By Hemanta Sundaray on 2022-07-04
Hadoop is a data storage and processing platform, based upon a central concept: data locality.
It is the concept of processing data locally wherever possible. Hadoop intentionally attempts to minimize the amount of data transferred across the network by bringing the processing to the data instead of the reverse.
Hadoop enables large datasets to be processed locally on the nodes of a cluster using a shared nothing approach, where each node can independently process a much smaller subset of the entire dataset without needing to communicate with one another.
Hadoop is schemaless with respect to its write operations (it is what’s known as a schema-on-read system). This means that it can store and process a wide range of data, from unstructured text documents, to semi-structured JSON (JavaScript Object Notation) or XML documents, to well-structured extracts from relational database systems.

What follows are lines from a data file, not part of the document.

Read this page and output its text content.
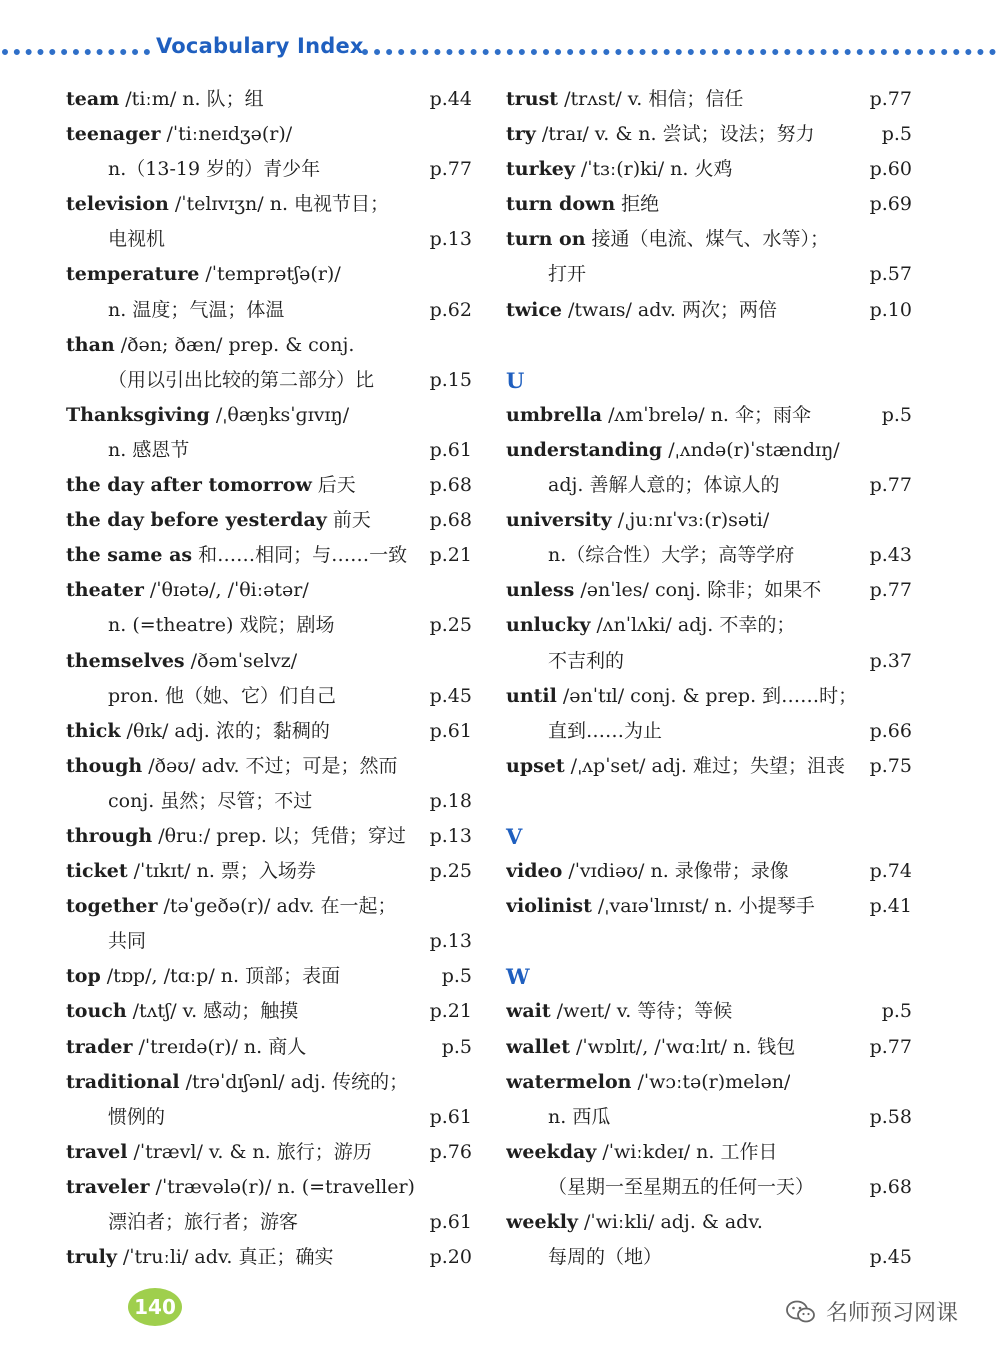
Vocabulary Index
team /tiːm/ n. 队；组	p.44
teenager /ˈtiːneɪdʒə(r)/
n.（13-19 岁的）青少年	p.77
television /ˈtelɪvɪʒn/ n. 电视节目；
电视机	p.13
temperature /ˈtemprətʃə(r)/
n. 温度；气温；体温	p.62
than /ðən; ðæn/ prep. & conj.
（用以引出比较的第二部分）比	p.15
Thanksgiving /ˌθæŋksˈɡɪvɪŋ/
n. 感恩节	p.61
the day after tomorrow 后天	p.68
the day before yesterday 前天	p.68
the same as 和……相同；与……一致 p.21
theater /ˈθɪətə/, /ˈθiːətər/
n. (=theatre) 戏院；剧场	p.25
themselves /ðəmˈselvz/
pron. 他（她、它）们自己	p.45
thick /θɪk/ adj. 浓的；黏稠的	p.61
though /ðəʊ/ adv. 不过；可是；然而
conj. 虽然；尽管；不过	p.18
through /θruː/ prep. 以；凭借；穿过 p.13
ticket /ˈtɪkɪt/ n. 票；入场券	p.25
together /təˈɡeðə(r)/ adv. 在一起；
共同	p.13
top /tɒp/, /tɑːp/ n. 顶部；表面	p.5
touch /tʌtʃ/ v. 感动；触摸	p.21
trader /ˈtreɪdə(r)/ n. 商人	p.5
traditional /trəˈdɪʃənl/ adj. 传统的；
惯例的	p.61
travel /ˈtrævl/ v. & n. 旅行；游历	p.76
traveler /ˈtrævələ(r)/ n. (=traveller)
漂泊者；旅行者；游客	p.61
truly /ˈtruːli/ adv. 真正；确实	p.20
trust /trʌst/ v. 相信；信任	p.77
try /traɪ/ v. & n. 尝试；设法；努力	p.5
turkey /ˈtɜː(r)ki/ n. 火鸡	p.60
turn down 拒绝	p.69
turn on 接通（电流、煤气、水等）；
打开	p.57
twice /twaɪs/ adv. 两次；两倍	p.10
U
umbrella /ʌmˈbrelə/ n. 伞；雨伞	p.5
understanding /ˌʌndə(r)ˈstændɪŋ/
adj. 善解人意的；体谅人的	p.77
university /ˌjuːnɪˈvɜː(r)səti/
n.（综合性）大学；高等学府	p.43
unless /ənˈles/ conj. 除非；如果不	p.77
unlucky /ʌnˈlʌki/ adj. 不幸的；
不吉利的	p.37
until /ənˈtɪl/ conj. & prep. 到……时；
直到……为止	p.66
upset /ˌʌpˈset/ adj. 难过；失望；沮丧 p.75
V
video /ˈvɪdiəʊ/ n. 录像带；录像	p.74
violinist /ˌvaɪəˈlɪnɪst/ n. 小提琴手	p.41
W
wait /weɪt/ v. 等待；等候	p.5
wallet /ˈwɒlɪt/, /ˈwɑːlɪt/ n. 钱包	p.77
watermelon /ˈwɔːtə(r)melən/
n. 西瓜	p.58
weekday /ˈwiːkdeɪ/ n. 工作日
（星期一至星期五的任何一天）	p.68
weekly /ˈwiːkli/ adj. & adv.
每周的（地）	p.45
140	名师预习网课
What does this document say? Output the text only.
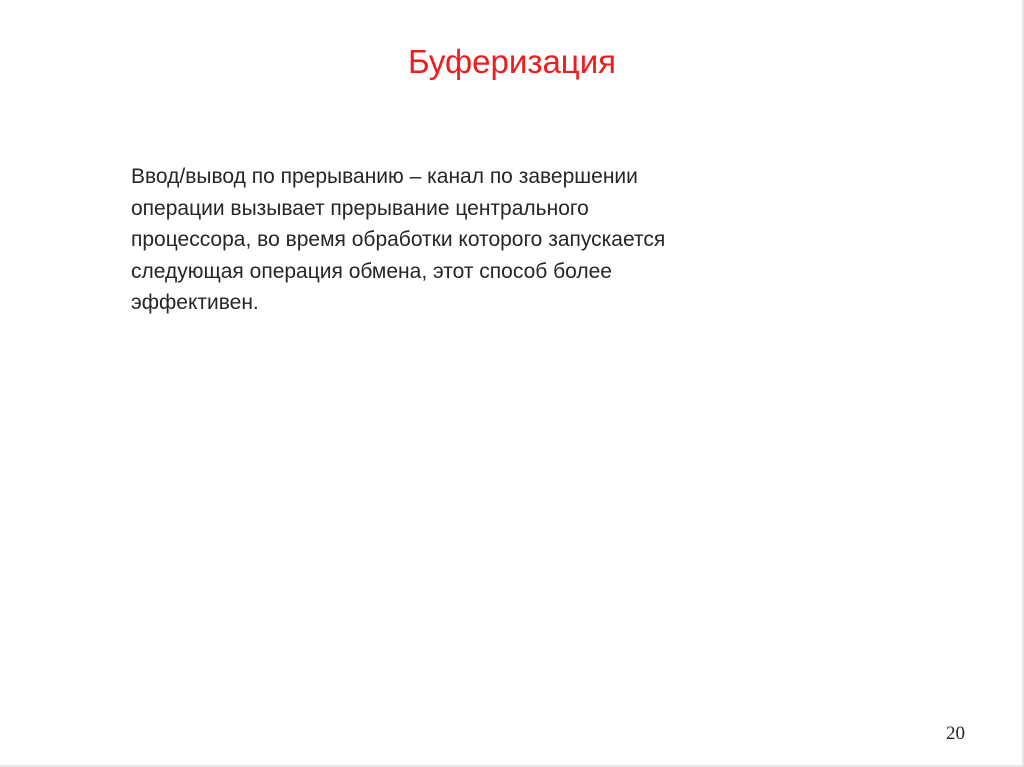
Буферизация

Ввод/вывод по прерыванию – канал по завершении
операции вызывает прерывание центрального
процессора, во время обработки которого запускается
следующая операция обмена, этот способ более
эффективен.

20
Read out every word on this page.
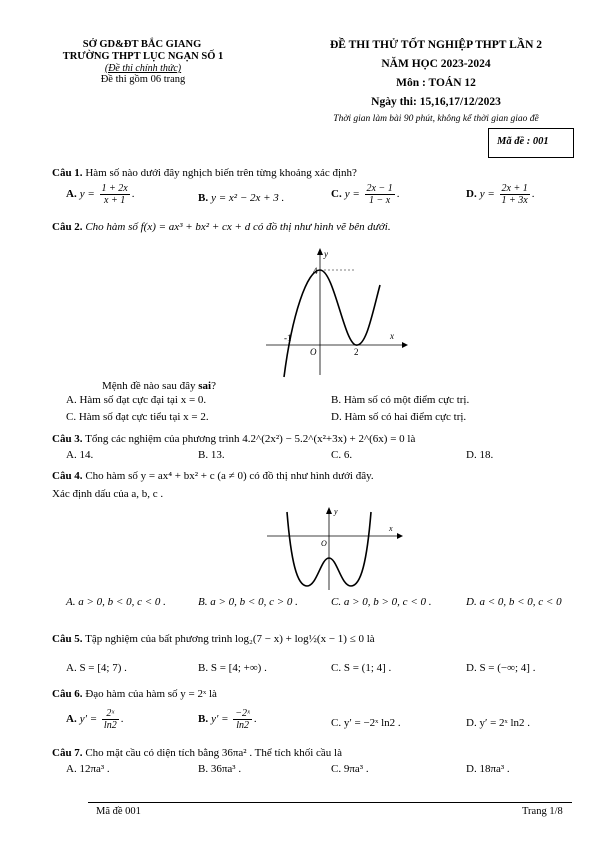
SỞ GD&ĐT BẮC GIANG
TRƯỜNG THPT LỤC NGẠN SỐ 1
(Đề thi chính thức)
Đề thi gồm 06 trang
ĐỀ THI THỬ TỐT NGHIỆP THPT LẦN 2
NĂM HỌC 2023-2024
Môn : TOÁN 12
Ngày thi: 15,16,17/12/2023
Thời gian làm bài 90 phút, không kể thời gian giao đề
Mã đề : 001
Câu 1. Hàm số nào dưới đây nghịch biến trên từng khoảng xác định?
A. $y = \frac{1 + 2x}{x + 1}$ .	B. y = x² − 2x + 3 .	C. $y = \frac{2x - 1}{1 - x}$ .	D. $y = \frac{2x + 1}{1 + 3x}$ .
Câu 2. Cho hàm số f(x) = ax³ + bx² + cx + d có đồ thị như hình vẽ bên dưới.
y
x
O
-1
2
4
Mệnh đề nào sau đây sai?
A. Hàm số đạt cực đại tại x = 0.	B. Hàm số có một điểm cực trị.
C. Hàm số đạt cực tiểu tại x = 2.	D. Hàm số có hai điểm cực trị.
Câu 3. Tổng các nghiệm của phương trình 4.2^(2x²) − 5.2^(x²+3x) + 2^(6x) = 0 là
A. 14.	B. 13.	C. 6.	D. 18.
Câu 4. Cho hàm số y = ax⁴ + bx² + c (a ≠ 0) có đồ thị như hình dưới đây.
Xác định dấu của a, b, c .
y
x
O
A. a > 0, b < 0, c < 0 .	B. a > 0, b < 0, c > 0 .	C. a > 0, b > 0, c < 0 .	D. a < 0, b < 0, c < 0
Câu 5. Tập nghiệm của bất phương trình log₂(7 − x) + log½(x − 1) ≤ 0 là
A. S = [4; 7) .	B. S = [4; +∞) .	C. S = (1; 4] .	D. S = (−∞; 4] .
Câu 6. Đạo hàm của hàm số y = 2ˣ là
A. $y' = \frac{\text{2ˣ}}{\ln 2}$ .	B. $y' = \frac{\text{−2ˣ}}{\ln 2}$ .	C. y′ = −2ˣ ln2 .	D. y′ = 2ˣ ln2 .
Câu 7. Cho mặt cầu có diện tích bằng 36πa² . Thể tích khối cầu là
A. 12πa³ .	B. 36πa³ .	C. 9πa³ .	D. 18πa³ .
Mã đề 001	Trang 1/8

Hadoop has two core components:
Each component is independent of one another and can operate in its own cluster. For example, a HDFS cluster and a YARN cluster can operate independently. However, when they are co-located with one another, the combination of both systems is considered to be a Hadoop cluster.
Note: A cluster is a collection of systems that work together to perform functions, such as computational or processing functions. Individual servers within a cluster are referred to as nodes.
Any other projects that interact or integrate with Hadoop in some way - for instance, data ingestion projects such as Flume or Sqoop, or data analysis tools such as Pig or Hive—are called Hadoop "ecosystem" projects. In many ways, you could consider Spark an ecosystem project, although this can be disputed because Spark does not require Hadoop to run.